It has become quite a rhythm now. I sit here daily thinking of what to write next and I am realizing that I don't really know what would be the "right" thing to write about. As I throw out the potential wisdom of my experiences and epiphanies out there for you to read, I am often wondering what, if anything, comes of it. Of course, I do know that this curiosity comes from a place of ego. My ego says: "Might as well know what you're working for and get some acknowledgment"! - Truth is, in all reality, I don't really need acknowledgment in order to continue writing. (PS: or so I thought as i was beginning to write this post!)
Of course, it's nice if folks read this and then tell me that they really liked what I had to say, there's no denying that. These are but mere pats on the back for the ego. So how can I go about not needing these pats for my overall well being? I find that there is still attachment within me to the "outcome" of my actions. In the last 30 years, I have worked "behind the scenes" so to speak and helped gear this planet and the people for the shift in consciousness. It wasn't just work, I had ample opportunity to learn and grow myself, which was evidently part of the overall deal.
One thing that eluded me to this day, is the joy of seeing a work complete and be recognized for it. I will want to figure out as to why that is. Is it simply a lesson in humbleness? Could it be, that I am just not recognizing my own skills ? Does it even matter, if what I do is recognized ? Could it potentially be recognized by others, but that fact never reaches my awareness? Oh, that last one is a good one - there are a number of life times, where I experimented with that one - Recognized, but only after death? Recognized but nobody ever told me ? Recognized, but I was too much of a recluse to notice ? ... Yeah, the list goes on as I am flooded with images from back when...
Since I am holding the belief, that my experience here on Earth is based on what I believe, I have got to take responsibility for myself and look within. There is no room to blame anyone besides myself and I even shirk away from that self-blame game, for it serves no real purpose other than to dramatize the events. What remains is a deep seated sensation of: "If there is recognition, you will not see it, don't deserve it, it could cause power to take ahold of you!" Yes, there is a warning against the potential of the ego to puff itself up and play hero...hmmmm been there... yeah! lesson learned !
So it is fear of ego taking over, of power getting ahold of me that does not allow me to take in any recognition for my skills. I'm actually glad it's not about "recognition isn't needed on this planet" or something like that - for I believe recognition is actually a lot like being loved - quite necessary to carry on doing what one is doing so well. Since the actual pattern that keeps recognition from reaching my awareness is nestled a bit within other stuff, I'm going to check and see if I can isolate the main sensation. I can tell that all I want is "the right amount" of recognition, not too much, not too little - but what is that right amount? I believe that level to be in synch with how much recognition I can give myself. Dang - it always boils down to something I do to myself!!... Onward then - let's fix it !
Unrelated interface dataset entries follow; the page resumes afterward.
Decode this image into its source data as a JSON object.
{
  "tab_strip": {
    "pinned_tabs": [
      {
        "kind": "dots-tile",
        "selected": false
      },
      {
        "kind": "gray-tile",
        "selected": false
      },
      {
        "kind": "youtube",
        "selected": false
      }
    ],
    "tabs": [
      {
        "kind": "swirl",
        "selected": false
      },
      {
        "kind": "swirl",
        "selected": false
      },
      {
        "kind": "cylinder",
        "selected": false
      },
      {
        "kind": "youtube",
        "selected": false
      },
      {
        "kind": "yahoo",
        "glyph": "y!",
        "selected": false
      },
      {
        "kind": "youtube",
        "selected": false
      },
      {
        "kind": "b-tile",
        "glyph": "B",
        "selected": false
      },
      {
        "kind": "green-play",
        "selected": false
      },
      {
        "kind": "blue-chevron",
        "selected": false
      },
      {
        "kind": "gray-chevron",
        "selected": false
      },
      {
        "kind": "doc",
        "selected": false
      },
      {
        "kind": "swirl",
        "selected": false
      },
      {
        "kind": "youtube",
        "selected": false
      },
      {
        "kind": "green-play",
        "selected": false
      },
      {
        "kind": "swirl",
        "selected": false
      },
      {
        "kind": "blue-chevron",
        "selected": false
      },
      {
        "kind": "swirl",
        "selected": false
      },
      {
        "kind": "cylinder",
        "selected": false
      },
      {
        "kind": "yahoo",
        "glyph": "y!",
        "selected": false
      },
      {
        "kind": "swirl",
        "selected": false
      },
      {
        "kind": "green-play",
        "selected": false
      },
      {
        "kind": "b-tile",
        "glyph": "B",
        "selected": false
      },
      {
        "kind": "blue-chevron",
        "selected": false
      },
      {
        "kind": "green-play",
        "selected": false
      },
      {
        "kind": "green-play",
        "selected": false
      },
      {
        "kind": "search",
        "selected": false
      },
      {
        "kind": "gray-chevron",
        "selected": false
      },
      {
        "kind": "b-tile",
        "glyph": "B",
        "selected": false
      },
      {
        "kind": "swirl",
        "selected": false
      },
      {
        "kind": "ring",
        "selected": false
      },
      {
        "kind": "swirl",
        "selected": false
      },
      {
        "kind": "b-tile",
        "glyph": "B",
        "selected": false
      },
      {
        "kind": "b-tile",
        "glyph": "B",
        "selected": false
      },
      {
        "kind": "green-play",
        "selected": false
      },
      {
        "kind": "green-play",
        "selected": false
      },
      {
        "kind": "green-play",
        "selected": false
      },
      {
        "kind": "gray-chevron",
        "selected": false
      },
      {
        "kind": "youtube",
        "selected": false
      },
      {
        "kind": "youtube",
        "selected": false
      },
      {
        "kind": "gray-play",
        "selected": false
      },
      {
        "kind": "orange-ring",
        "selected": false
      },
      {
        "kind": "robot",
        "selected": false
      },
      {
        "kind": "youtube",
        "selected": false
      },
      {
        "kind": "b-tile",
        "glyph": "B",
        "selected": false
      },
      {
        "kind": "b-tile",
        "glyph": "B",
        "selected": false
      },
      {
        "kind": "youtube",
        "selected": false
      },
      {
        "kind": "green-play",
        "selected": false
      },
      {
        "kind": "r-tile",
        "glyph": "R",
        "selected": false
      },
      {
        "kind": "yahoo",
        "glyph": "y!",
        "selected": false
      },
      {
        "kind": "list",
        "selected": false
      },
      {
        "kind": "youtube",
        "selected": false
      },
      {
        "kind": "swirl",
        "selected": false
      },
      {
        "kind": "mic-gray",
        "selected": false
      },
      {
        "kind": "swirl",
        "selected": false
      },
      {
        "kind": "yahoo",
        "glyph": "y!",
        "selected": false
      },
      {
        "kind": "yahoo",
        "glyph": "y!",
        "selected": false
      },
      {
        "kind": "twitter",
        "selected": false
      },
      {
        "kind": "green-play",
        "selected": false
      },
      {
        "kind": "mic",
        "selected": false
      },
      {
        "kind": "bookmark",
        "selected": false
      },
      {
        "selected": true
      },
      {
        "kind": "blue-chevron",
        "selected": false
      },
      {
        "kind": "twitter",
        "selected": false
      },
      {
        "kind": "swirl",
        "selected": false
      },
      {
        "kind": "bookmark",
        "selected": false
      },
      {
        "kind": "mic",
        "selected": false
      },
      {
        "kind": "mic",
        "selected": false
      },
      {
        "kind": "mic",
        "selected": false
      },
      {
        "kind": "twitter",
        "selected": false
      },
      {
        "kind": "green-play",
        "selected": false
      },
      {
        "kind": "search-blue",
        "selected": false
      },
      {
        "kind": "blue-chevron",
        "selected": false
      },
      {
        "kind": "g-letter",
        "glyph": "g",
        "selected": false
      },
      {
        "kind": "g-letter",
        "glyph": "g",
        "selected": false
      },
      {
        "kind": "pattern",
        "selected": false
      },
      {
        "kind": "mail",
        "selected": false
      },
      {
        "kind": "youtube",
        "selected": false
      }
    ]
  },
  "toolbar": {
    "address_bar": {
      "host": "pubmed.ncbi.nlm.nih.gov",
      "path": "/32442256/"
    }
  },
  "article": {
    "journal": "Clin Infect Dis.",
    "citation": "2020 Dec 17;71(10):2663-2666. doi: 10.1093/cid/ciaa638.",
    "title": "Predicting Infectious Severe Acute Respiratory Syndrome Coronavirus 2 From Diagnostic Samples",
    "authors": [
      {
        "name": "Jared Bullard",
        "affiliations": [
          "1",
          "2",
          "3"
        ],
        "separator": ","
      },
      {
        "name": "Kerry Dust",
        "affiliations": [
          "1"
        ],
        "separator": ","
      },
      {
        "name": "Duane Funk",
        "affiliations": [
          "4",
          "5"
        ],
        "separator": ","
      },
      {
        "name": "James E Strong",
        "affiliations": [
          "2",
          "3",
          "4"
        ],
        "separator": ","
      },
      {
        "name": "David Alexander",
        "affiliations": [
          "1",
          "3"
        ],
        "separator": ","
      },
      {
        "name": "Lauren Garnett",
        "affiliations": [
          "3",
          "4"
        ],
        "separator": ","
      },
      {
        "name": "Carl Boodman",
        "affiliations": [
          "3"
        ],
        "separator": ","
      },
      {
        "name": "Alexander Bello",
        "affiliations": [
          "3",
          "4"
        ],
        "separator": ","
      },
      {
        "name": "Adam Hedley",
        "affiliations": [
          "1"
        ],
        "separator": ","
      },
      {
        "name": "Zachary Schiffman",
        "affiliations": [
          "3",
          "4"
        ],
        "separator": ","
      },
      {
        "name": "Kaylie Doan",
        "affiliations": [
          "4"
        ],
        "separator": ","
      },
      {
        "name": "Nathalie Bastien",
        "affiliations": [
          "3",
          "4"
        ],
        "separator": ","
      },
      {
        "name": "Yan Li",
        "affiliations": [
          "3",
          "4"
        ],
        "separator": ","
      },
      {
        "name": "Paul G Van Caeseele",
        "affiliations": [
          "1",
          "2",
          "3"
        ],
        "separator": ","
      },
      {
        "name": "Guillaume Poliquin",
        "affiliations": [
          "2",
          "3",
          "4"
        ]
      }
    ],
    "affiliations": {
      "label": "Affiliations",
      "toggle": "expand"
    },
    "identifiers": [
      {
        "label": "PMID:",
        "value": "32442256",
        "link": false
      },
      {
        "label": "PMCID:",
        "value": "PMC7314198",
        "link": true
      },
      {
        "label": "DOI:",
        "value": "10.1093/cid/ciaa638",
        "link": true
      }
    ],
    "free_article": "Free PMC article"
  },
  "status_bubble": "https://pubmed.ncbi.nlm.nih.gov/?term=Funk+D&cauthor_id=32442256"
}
I check the online Thesaurus for the anthonym of "recognition" and lo and behold - i found my pet peeve number 1 "ignorance" ...isn't that just swell ?? 2 flies with one hit! - Now it becomes clear why I get so insanely irritated when I find ignorance sneaking across my field of experience! So the very thing that I hate most is what I am doing to myself ...ok - got it !
I am now viewing various incidents in my life which contributed and cemented this belief that I am not to be recognized - (happens automatically for me to see those connections - I guess strange neurological connections come in handy some times). Fact is, that I've ignored my worth, the wealth of wisdom and insight that I have heaped onto my plate over eons and not given it proper amounts of recognition. (I most certainly have given it improper amounts of recognition at times - some long time friends can attest to that !)
I must check what else is hindering me to give myself the proper amounts of recognition. I have already found the fear of ego taking me for a ride (fear of getting full of myself). There is also a fear of random people talking to me because they recognize me for who I am and what I'm capable of. (I am a notorious introvert - so go figure). During my inner work, I weigh the importance of these fears. Both have had their place when I was younger. Now, in the age of purple hats and such, I feel it is time to shed these shackles, for they have kept me hidden for a long time. I feel a need, that is building deep within - a need to be seen (yikes ! who would have thought!!).
So for one I meet the fear of being seen, of having people talk to me because they see me. Yes, the fear is there, it is understandable why it is here - but it no longer serves a purpose in line with my authentic self. I gently let it go - I bid farewell to this fear by intending to be seen anyways and most of all by giving myself recognition here on the spot and then every day a bit. The lesser concern of becoming an egotistically full of myself person again is not very large, for I've been there, seen what it does and feel that I would recognize if this one would rear it's head (or my very good friends will let me know for certain!). Yes, folks, I think I can now risk it - risk to be seen and with that intention I feel something deep within shifting, something else coming alive - a light has switched on and I'm just ever so curious to witness the manifestation of this personal shift.